CHICAGO — A new Cook County ordinance will give preference on bidding to vendors who the county believes are set up to serve the public benefit.
“To qualify, a venture must be an Illinois benefit corporation—a business corporation which by law and charter seeks to create a general public benefit,” said Marc J. Lane, a Chicago-based attorney, who serves as vice-chair on the county's Commission on Social Innovation. “Or an Illinois low-profit limited liability company which, again, by law and charter pursues a charitable or educational purpose above all others.”
Marc J. Lane
The Cook County Board passed the "Social Enterprise Ordinance" drafted by Lane on Oct. 11, 2017.

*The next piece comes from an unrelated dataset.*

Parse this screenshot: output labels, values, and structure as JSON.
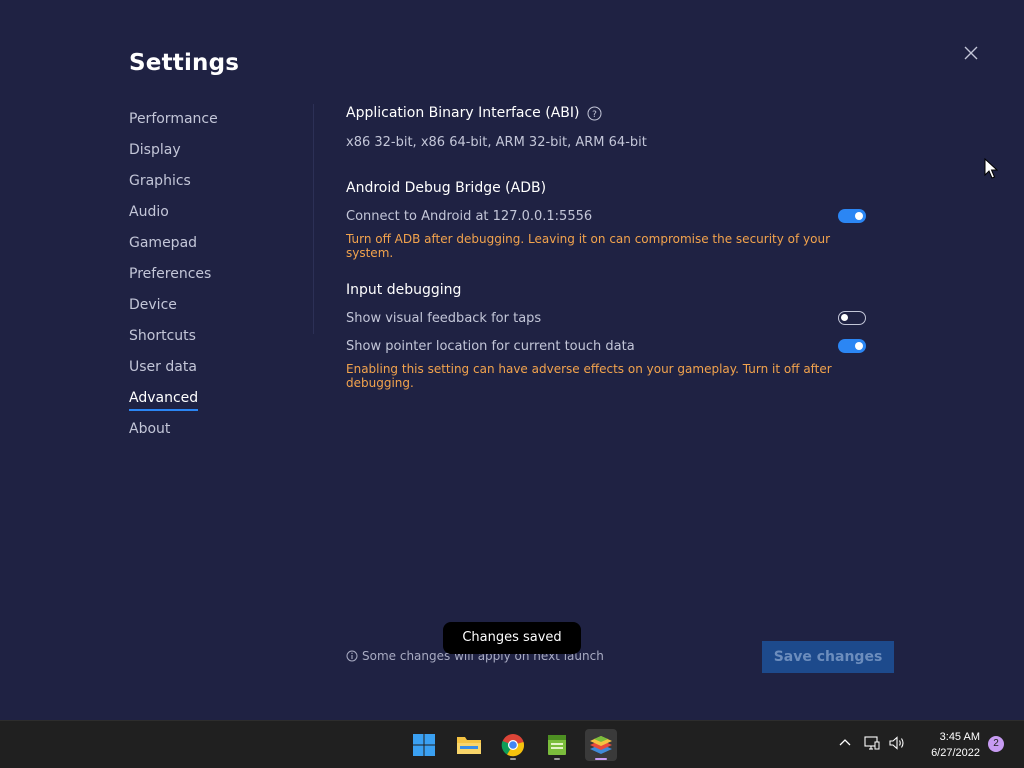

Lane said the idea for the ordinance rewarding companies that serve the public good came about as a result of deliberations by the Cook County Commission on Social Innovation. Founded in 2016, the commission was formed to foster job creation, workforce development, entrepreneurship, community revitalization and industrial development.
“The ordinance provides that if a bid from an eligible enterprise is no more than 5 percent higher than the lowest competing bid, the social enterprise prevails,” Lane said. “So a $100 bid would be treated as if it were $95."
An example of such a “social enterprise” business would be a nonprofit or private-sector entity that uses an earned-revenue strategy, as a business or as a significant part of a nonprofit’s revenue stream, that addresses a social issue, including providing products and services to the disadvantaged, employing them or both.
“The preference thus empowers social enterprises to pick up where government and philanthropy leave off,” Lane said.
Lane said he expects the ordinance will benefit "social enterprises" in a six-county region including Cook, DuPage, Kane, Lake McHenry and Will counties.
“The commission expects to leverage its thought leadership by encouraging other government units and businesses throughout Illinois and beyond to follow suit,” Lane said.